Sev Kardeşim / 1972
Sanayileşmenin hızla arttığı bir dönemde çekilen filmde boğazın mavi sularının mekanı olan mahallede kurulmak istenen fabrika inşaatı konu edinilmiştir. Bu niyetle mahalleye gelen avukatın karşılaştığı tepki hafızalarda hala yerini korumaktadır; “Fabrika kuracak yer kalmadı mı sanki?” bunun haricinde dolmabahçe saat kulesi ve kalabalık iett otobüsleri hatırda kalan detaylar olarak sıralanabilir.
Gelin / 1973
Ömer Lütfi Akad’ın “Gelin – Düğün – Diyet” üçlemesinin ilki olan yapımda göç olgusu ve istanbula göç eden taşralı insanların yaşadıkları travma ile yüzleşmek mümkündür.
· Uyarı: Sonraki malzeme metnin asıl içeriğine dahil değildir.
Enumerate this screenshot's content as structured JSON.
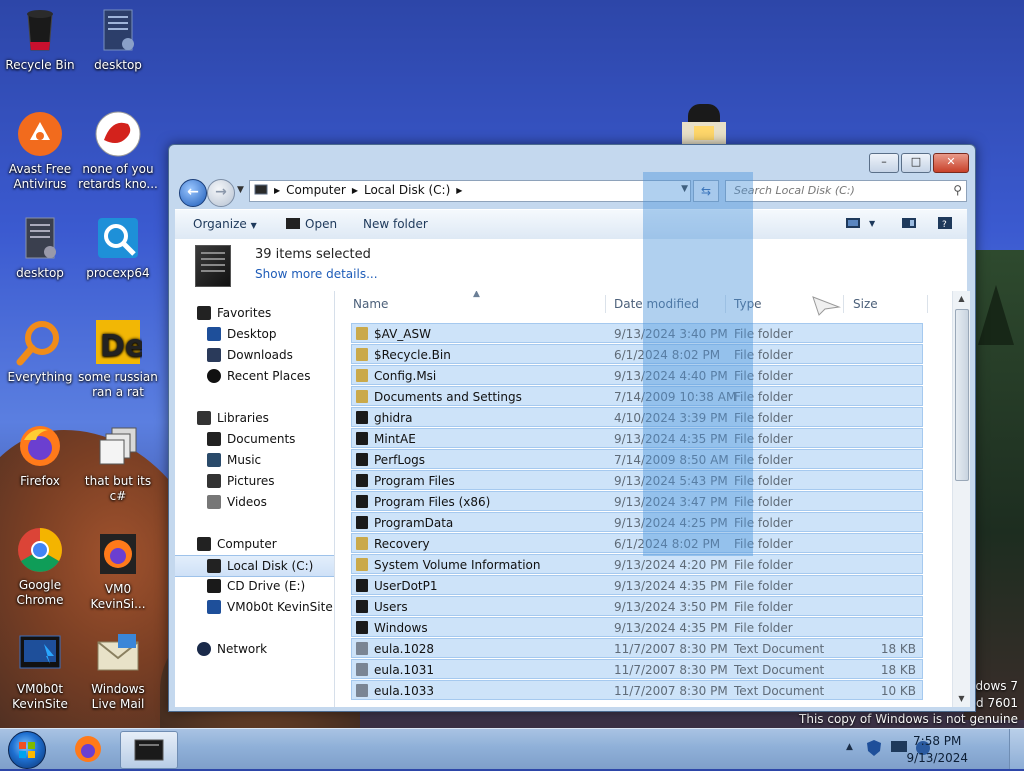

Bunun için filme kulak verelim biraz da; “Hıdır: Şu boğaz, şura Üsküdar, Galata Veli: Koca kent Hıdır: Şu gördüğün onda biri.” İstanbul’daki sonradan büyüyecek olan “küçük anadolu” yapısını yansıtan unutulmaz ve gerçekçi bir çalışma.
Hababam Sınıfı / 1975
Küçükken bir günde bitiriverdiğim romanın film versiyonu haylaz yanımızı temsil eden, izlemeye doyulmayan bu samimi filmin çekildiği okul, Valide Adile Sultan Kasrı’dır. Kullanılan kostümler ve söylenen şarkılar dönemle özdeşleşmiştir.
Kapıcılar Kralı / 1976
Filmin mekanı Cihangir’deki güneşli sokaktır. Çöpçüler Kralı’na da ev sahipliği yapan mekanda İstanbul’da apartman hayatının ipuçlarını görebileceğimiz sağlam bir filmdir. Küçük bir Türkiye portresi görünümdeki yaşamı konu edinen apartman hayatı aynı zamanda Suadiye’yi mekan edinmiş Bizimkiler dizisinin esin kaynağıdır.
Sultan / 1978
İkinci Boğaz köprüsü yakınındaki mahalle köprü inşaatından sonra oldukça değerlenecektir. Bunun bilincindeki muhtar, yeni yapılanma için mahalledeki evleri teker teker satın alır. Tarabya’da gündeliğe giden kadınların tek eğlencesi ise sinemadır. grev, zam ve işsizlik mahalle kahvesinin vazgeçilmez konularıdır.